AgentSkillsCN

port-registry

管理本地端口分配,防止 Docker 容器、开发服务器以及各项目间的服务发生端口冲突。适用于设置 docker-compose、启动开发服务器、分配端口,或当用户提及端口冲突时使用。

SKILL.md
--- frontmatter
name: port-registry
description: Manage local port allocations to prevent conflicts between Docker containers, dev servers, and services across projects. Use when setting up docker-compose, starting dev servers, assigning ports, or when the user mentions port conflicts.
user-invocable: false
allowed-tools:
  - Bash(portctl *)

Port Registry

You have access to portctl, a CLI that allocates and tracks local ports across projects. Use it to prevent port conflicts between Docker containers, dev servers, and other services.

When to Use

  • Setting up or modifying docker-compose.yml (always allocate ports instead of hardcoding)
  • Starting dev servers that need a port
  • Configuring services that bind to localhost ports
  • User mentions port conflicts or "address already in use"
  • Any time you would otherwise pick an arbitrary port number

Prerequisites

The port-registry must be running. Check with:

bash
portctl health

If it's not running, start it:

bash
port-registry &

If portctl is not on PATH, build it first:

bash
# From the port-registry repo
make build
# Then either add bin/ to PATH or use the full path

Commands

Allocate a port (auto-assign)

bash
portctl allocate --service <service>

Output: allocated port 4521 (id=3) for myapp/main/postgres

--app defaults to the git repo name (or folder name if not in a repo). --instance defaults to the git worktree directory name (for linked worktrees) or branch name (for main worktree). Pass --app <name> or --instance <name> only to override.

Allocate a specific port

bash
portctl allocate --service <service> --port <N>

Fails if the port is already taken. Prefer auto-assign unless the user explicitly requests a specific port.

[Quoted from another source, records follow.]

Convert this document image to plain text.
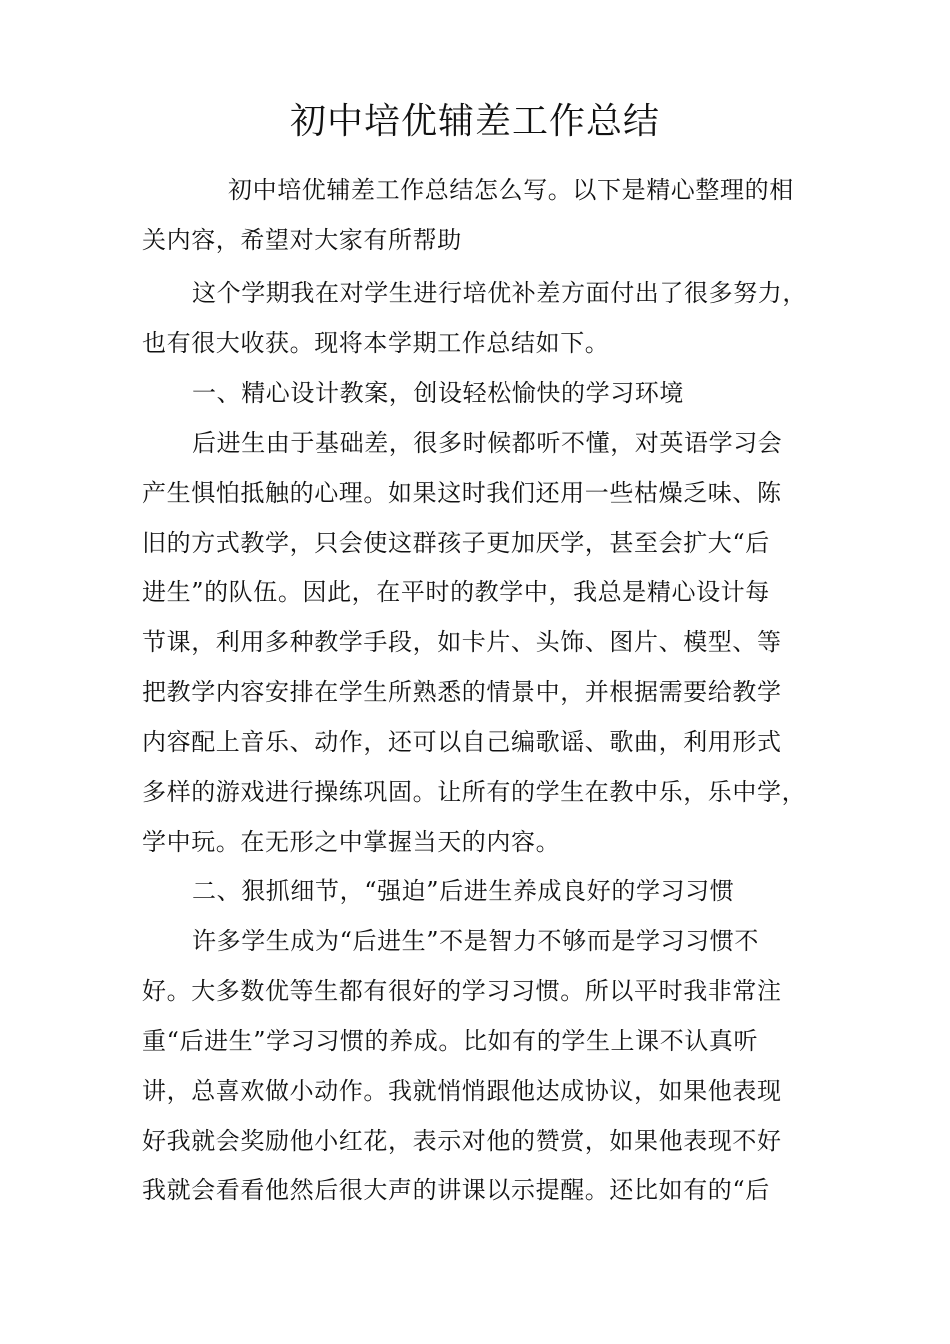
初中培优辅差工作总结
初中培优辅差工作总结怎么写。以下是精心整理的相
关内容，希望对大家有所帮助
这个学期我在对学生进行培优补差方面付出了很多努力，
也有很大收获。现将本学期工作总结如下。
一、精心设计教案，创设轻松愉快的学习环境
后进生由于基础差，很多时候都听不懂，对英语学习会
产生惧怕抵触的心理。如果这时我们还用一些枯燥乏味、陈
旧的方式教学，只会使这群孩子更加厌学，甚至会扩大“后
进生”的队伍。因此，在平时的教学中，我总是精心设计每
节课，利用多种教学手段，如卡片、头饰、图片、模型、等
把教学内容安排在学生所熟悉的情景中，并根据需要给教学
内容配上音乐、动作，还可以自己编歌谣、歌曲，利用形式
多样的游戏进行操练巩固。让所有的学生在教中乐，乐中学，
学中玩。在无形之中掌握当天的内容。
二、狠抓细节，“强迫”后进生养成良好的学习习惯
许多学生成为“后进生”不是智力不够而是学习习惯不
好。大多数优等生都有很好的学习习惯。所以平时我非常注
重“后进生”学习习惯的养成。比如有的学生上课不认真听
讲，总喜欢做小动作。我就悄悄跟他达成协议，如果他表现
好我就会奖励他小红花，表示对他的赞赏，如果他表现不好
我就会看看他然后很大声的讲课以示提醒。还比如有的“后
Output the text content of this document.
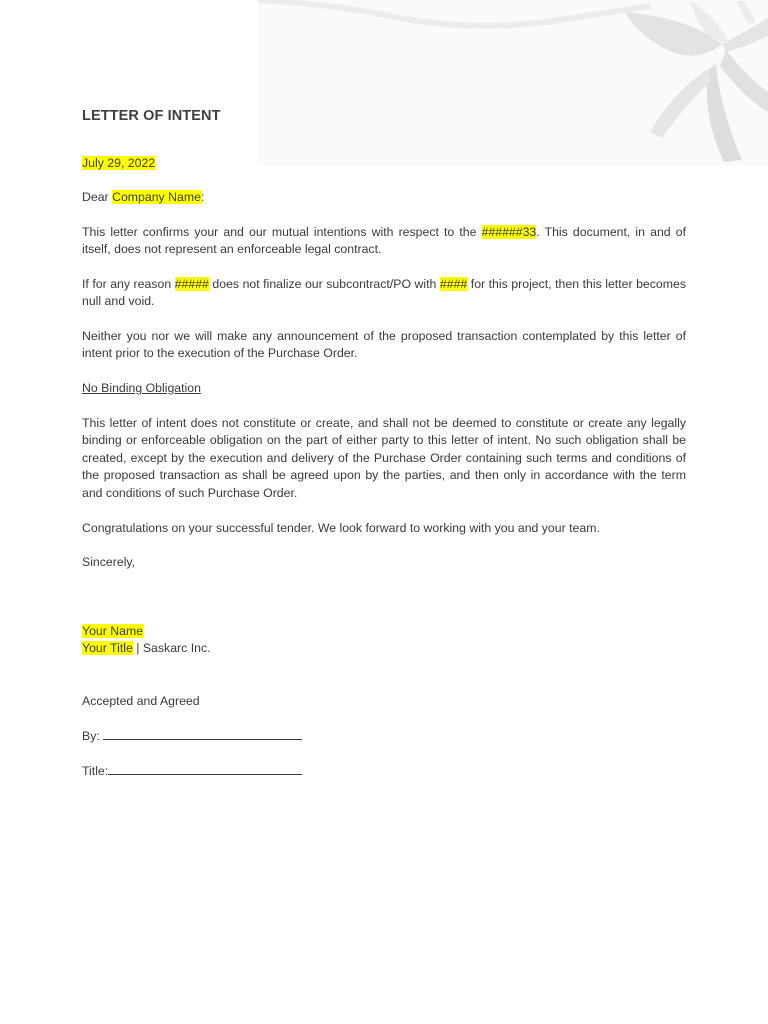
LETTER OF INTENT

July 29, 2022

Dear Company Name:

This letter confirms your and our mutual intentions with respect to the ######33. This document, in and of itself, does not represent an enforceable legal contract.

If for any reason ##### does not finalize our subcontract/PO with #### for this project, then this letter becomes null and void.

Neither you nor we will make any announcement of the proposed transaction contemplated by this letter of intent prior to the execution of the Purchase Order.

No Binding Obligation

This letter of intent does not constitute or create, and shall not be deemed to constitute or create any legally binding or enforceable obligation on the part of either party to this letter of intent. No such obligation shall be created, except by the execution and delivery of the Purchase Order containing such terms and conditions of the proposed transaction as shall be agreed upon by the parties, and then only in accordance with the term and conditions of such Purchase Order.

Congratulations on your successful tender. We look forward to working with you and your team.

Sincerely,

Your Name
Your Title | Saskarc Inc.

Accepted and Agreed

By:

Title:
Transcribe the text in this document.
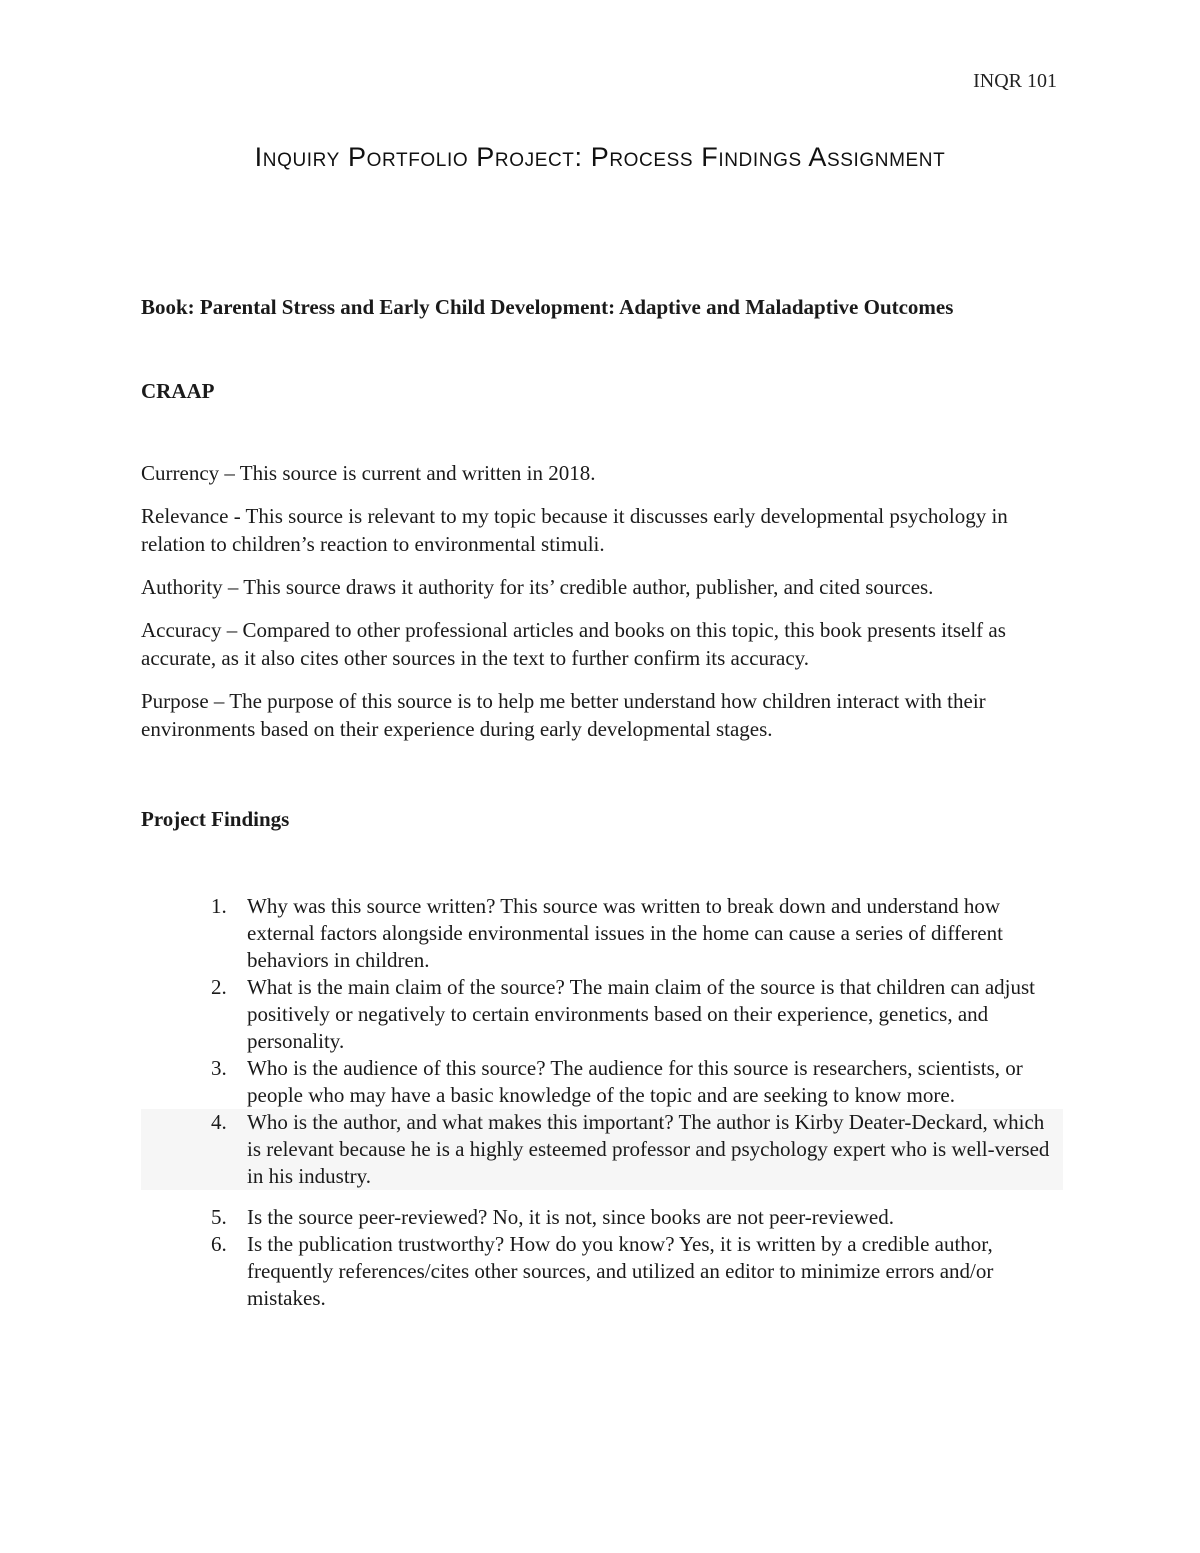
INQR 101
Inquiry Portfolio Project: Process Findings Assignment

Book: Parental Stress and Early Child Development: Adaptive and Maladaptive Outcomes

CRAAP

Currency – This source is current and written in 2018.

Relevance - This source is relevant to my topic because it discusses early developmental psychology in relation to children’s reaction to environmental stimuli.

Authority – This source draws it authority for its’ credible author, publisher, and cited sources.

Accuracy – Compared to other professional articles and books on this topic, this book presents itself as accurate, as it also cites other sources in the text to further confirm its accuracy.

Purpose – The purpose of this source is to help me better understand how children interact with their environments based on their experience during early developmental stages.

Project Findings

1. Why was this source written? This source was written to break down and understand how external factors alongside environmental issues in the home can cause a series of different behaviors in children.
2. What is the main claim of the source? The main claim of the source is that children can adjust positively or negatively to certain environments based on their experience, genetics, and personality.
3. Who is the audience of this source? The audience for this source is researchers, scientists, or people who may have a basic knowledge of the topic and are seeking to know more.
4. Who is the author, and what makes this important? The author is Kirby Deater-Deckard, which is relevant because he is a highly esteemed professor and psychology expert who is well-versed in his industry.
5. Is the source peer-reviewed? No, it is not, since books are not peer-reviewed.
6. Is the publication trustworthy? How do you know? Yes, it is written by a credible author, frequently references/cites other sources, and utilized an editor to minimize errors and/or mistakes.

Check if a port is available

bash
portctl check --port <N>

Exit code 0 = available, exit code 1 = taken. Use this before hardcoding any port.

List allocations

bash
portctl list                          # current project (auto-detected --app)
portctl list --app <project>          # explicit project filter
portctl list --app <project> --json   # JSON output for parsing

Release ports

bash
portctl release                                          # release ports for current project + instance (auto-detected)
portctl release --instance <env>                         # release ports for a specific instance
portctl release --app <project>                          # release by explicit project name
portctl release --id <N>                                 # release a single allocation by ID

Naming Conventions

FieldValueExamples
--appProject or repository name (auto-detected from git repo name, even in linked worktrees)myapp, backend, analytics
--instanceWorktree or branch name (auto-detected: worktree dir name for linked worktrees, branch name for main worktree)main, feature-auth, dev
--serviceContainer or service namepostgres, redis, web, api

Do not pass --app or --instance unless you need to override the auto-detected values.

What to Register

Only register ports that actually bind on the host machine. These are the ports that can conflict with other projects.

Docker Compose ports

Read the ports: section carefully:

  • "5432:5432" (host:container) — fixed host binding, register the host port (left side)
  • "9100:8080" (host:container differ) — fixed host binding, register 9100 (host port)
  • "3001" (container-only) — Docker assigns a random ephemeral host port, do NOT register

Non-Docker ports

Also register ports from other sources that bind on the host:

  • npm scripts (npm run dev on port 3001, npm run storybook on port 6006)
  • dev servers started outside Docker
  • Ports in .env files used by services running on the host

Register all port numbers

Any valid port (1-65535) can be registered — including well-known low ports like 80, 443, 1080, etc.

Workflow

When setting up services that need ports:

  1. List existing allocations for the project to avoid duplicates:

    bash
    portctl list
    
  2. Allocate ports for each service (--app and --instance auto-detected):

    bash
    portctl allocate --service postgres
    portctl allocate --service redis
    portctl allocate --service web
    
  3. Use the allocated ports in configuration files (docker-compose.yml, .env, etc.)

  4. When tearing down, release the ports:

    bash
    portctl release
    

When registering ports from an existing project:

  1. Scan all port sources: docker-compose.yml, .env, package.json scripts, Makefile, etc.
  2. Filter to host-bound ports only: skip container-only Docker port mappings
  3. Register with specific port: use --port <N> for each known host port (--app and --instance are auto-detected)

Port Range

Ports are allocated from the full range 1-65535. Any valid port number can be requested.

Reference

For detailed workflow examples including Docker Compose integration, multi-service patterns, and troubleshooting, see references/WORKFLOW.md.